RDC : entre triomphe sportif et crise sociale, les priorités budgétaires du gouvernement sous pression (Analyse de Don de Dieu Mbavu)
La qualification historique de la République démocratique du Congo à la Coupe du monde de football, continue de susciter une vague d’euphorie nationale. Dans la foulée de cet exploit sportif, les joueurs de la sélection nationale ont été largement récompensés par des primes conséquentes, des véhicules neufs ainsi que des maisons individuelles offertes par les autorités. Une reconnaissance spectaculaire qui traduit l’importance accordée à cette performance inédite sur la scène internationale.
Cependant, derrière les célébrations et les hommages, un contraste saisissant s’impose. Dans le même temps, le secteur éducatif traverse une zone de fortes turbulences.
Les enseignants dénoncent des retards persistants de paiement de salaires et menacent d’entrer en grève dans les prochains jours, une situation qui pourrait entraîner une paralysie partielle voire totale du système scolaire à travers le pays.
Le geste gouvernemental envers les Léopards est présenté comme un acte de valorisation du mérite sportif et un levier de cohésion nationale.
Le football, discipline reine en RDC, demeure un puissant facteur d’unité sociale et un outil de rayonnement international. Toutefois, l’ampleur des récompenses accordées soulève des interrogations dans un contexte de tensions budgétaires.
À l’opposé, les enseignants, piliers du système éducatif, alertent sur une crise devenue structurelle. Leur revendication principale reste le paiement régulier et intégral de leurs salaires. Pour ces professionnels de l’éducation, l’absence de réponse concrète du gouvernement constitue une atteinte directe à leur dignité et à la continuité du service public.
La menace de grève annoncée fait peser un risque majeur sur des milliers d’élèves déjà confrontés à un système éducatif fragile. Une interruption prolongée des cours pourrait accentuer les retards scolaires et aggraver les inégalités d’accès au savoir, dans un pays où l’éducation demeure un défi central de développement.
Au-delà de l’urgence sociale, cette situation met en lumière les arbitrages délicats de la politique publique.
La question de la répartition des ressources entre dépenses symboliques et obligations structurelles devient de plus en plus centrale. Pour de nombreux analystes, l’éducation devrait constituer une priorité stratégique incontestable.
Le contraste entre les récompenses accordées aux joueurs et les difficultés rencontrées par les enseignants alimente également un sentiment d’injustice au sein de l’opinion publique.
Cette perception risque de fragiliser davantage la confiance entre les citoyens et les institutions, dans un climat social déjà sensible.

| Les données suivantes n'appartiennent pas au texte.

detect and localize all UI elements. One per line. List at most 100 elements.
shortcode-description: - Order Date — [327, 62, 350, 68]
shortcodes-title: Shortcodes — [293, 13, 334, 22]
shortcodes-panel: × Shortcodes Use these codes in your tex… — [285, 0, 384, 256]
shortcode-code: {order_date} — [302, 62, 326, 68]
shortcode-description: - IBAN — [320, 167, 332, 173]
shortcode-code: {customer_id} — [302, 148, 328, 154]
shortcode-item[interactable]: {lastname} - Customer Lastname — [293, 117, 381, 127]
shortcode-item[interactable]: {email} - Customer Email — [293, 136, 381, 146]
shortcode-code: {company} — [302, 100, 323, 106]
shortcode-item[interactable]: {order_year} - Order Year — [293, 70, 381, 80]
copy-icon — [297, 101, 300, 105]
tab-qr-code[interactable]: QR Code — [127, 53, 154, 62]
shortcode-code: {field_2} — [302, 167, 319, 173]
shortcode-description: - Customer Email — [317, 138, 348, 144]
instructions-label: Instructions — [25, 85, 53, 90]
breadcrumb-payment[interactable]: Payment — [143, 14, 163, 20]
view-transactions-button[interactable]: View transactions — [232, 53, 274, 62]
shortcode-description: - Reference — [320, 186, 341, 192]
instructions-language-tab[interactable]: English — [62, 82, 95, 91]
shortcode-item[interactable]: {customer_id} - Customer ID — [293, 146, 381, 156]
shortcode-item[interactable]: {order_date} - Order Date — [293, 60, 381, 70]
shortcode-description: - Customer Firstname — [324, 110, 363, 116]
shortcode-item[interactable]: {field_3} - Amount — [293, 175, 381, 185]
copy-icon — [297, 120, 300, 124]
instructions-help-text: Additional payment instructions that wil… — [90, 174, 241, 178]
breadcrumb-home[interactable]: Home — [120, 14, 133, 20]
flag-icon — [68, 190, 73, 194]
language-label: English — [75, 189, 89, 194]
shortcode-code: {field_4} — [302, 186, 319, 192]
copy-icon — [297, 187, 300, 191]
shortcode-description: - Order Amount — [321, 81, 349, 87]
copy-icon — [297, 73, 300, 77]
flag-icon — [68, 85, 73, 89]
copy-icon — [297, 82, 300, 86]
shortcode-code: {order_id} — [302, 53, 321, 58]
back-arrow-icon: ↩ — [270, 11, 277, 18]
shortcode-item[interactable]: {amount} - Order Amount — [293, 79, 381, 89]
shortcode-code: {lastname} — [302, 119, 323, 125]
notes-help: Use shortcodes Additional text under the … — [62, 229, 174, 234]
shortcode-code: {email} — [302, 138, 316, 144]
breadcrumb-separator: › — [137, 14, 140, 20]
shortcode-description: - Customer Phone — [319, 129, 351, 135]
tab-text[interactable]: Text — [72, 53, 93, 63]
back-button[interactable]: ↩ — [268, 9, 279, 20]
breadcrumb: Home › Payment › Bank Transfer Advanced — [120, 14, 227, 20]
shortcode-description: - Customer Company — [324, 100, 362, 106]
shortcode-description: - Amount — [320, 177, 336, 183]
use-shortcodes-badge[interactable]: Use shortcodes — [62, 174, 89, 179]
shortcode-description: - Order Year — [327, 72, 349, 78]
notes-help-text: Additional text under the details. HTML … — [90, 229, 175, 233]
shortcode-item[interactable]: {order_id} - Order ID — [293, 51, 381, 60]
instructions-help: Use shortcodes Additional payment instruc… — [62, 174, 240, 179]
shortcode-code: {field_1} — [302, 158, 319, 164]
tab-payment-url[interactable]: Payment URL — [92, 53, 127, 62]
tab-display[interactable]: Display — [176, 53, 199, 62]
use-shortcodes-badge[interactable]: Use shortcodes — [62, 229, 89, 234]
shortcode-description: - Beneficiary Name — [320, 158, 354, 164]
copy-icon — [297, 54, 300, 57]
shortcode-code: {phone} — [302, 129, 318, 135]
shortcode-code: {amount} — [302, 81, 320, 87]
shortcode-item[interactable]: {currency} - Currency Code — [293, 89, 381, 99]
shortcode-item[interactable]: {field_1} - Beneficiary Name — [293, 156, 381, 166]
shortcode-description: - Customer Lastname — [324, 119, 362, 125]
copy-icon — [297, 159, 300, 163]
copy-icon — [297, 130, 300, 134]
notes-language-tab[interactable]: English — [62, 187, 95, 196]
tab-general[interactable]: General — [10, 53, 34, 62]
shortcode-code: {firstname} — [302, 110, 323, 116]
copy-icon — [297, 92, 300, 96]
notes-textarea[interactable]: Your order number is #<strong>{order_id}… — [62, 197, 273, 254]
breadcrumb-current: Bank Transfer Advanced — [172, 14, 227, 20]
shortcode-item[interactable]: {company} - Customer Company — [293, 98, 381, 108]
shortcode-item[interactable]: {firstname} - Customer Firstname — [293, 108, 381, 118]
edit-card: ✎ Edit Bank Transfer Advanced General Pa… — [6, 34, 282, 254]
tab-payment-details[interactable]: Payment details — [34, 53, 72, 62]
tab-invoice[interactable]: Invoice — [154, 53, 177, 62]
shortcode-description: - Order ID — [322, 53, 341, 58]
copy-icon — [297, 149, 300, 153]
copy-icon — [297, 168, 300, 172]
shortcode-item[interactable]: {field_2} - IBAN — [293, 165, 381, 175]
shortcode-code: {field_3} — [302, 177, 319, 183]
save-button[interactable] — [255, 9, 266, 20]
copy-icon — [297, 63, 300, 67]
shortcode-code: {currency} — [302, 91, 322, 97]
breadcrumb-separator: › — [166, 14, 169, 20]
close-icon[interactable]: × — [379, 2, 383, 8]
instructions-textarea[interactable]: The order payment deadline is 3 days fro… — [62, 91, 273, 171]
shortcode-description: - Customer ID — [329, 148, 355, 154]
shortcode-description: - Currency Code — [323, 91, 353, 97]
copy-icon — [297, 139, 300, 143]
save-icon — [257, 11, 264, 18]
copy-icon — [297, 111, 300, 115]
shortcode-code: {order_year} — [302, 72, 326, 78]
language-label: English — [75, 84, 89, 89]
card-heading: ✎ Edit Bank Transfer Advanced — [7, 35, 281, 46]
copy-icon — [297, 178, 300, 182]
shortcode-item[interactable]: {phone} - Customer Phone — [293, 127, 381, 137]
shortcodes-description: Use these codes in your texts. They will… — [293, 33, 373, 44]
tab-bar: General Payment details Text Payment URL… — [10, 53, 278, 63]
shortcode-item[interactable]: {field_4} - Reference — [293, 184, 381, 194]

Si la reconnaissance du mérite sportif reste légitime et politiquement porteuse, elle ne saurait occulter les impératifs fondamentaux de fonctionnement de l’État. L’équilibre entre prestige national et responsabilité sociale apparaît désormais comme un enjeu crucial de gouvernance.
Dans ce contexte, le président de la République est appelé à arbitrer entre deux impératifs aux effets diamétralement opposés : la valorisation d’un succès sportif historique et la réponse urgente à une crise sociale persistante. Un choix qui engage non seulement l’équilibre budgétaire, mais également la stabilité sociale du pays.
En définitive, si la qualification des Léopards restera gravée dans les annales du sport congolais, la crise du paiement des enseignants s’impose comme un signal d’alerte majeur. Pour de nombreux observateurs, la priorité gouvernementale devrait clairement s’orienter vers la consolidation du système éducatif, socle indispensable de tout développement durable.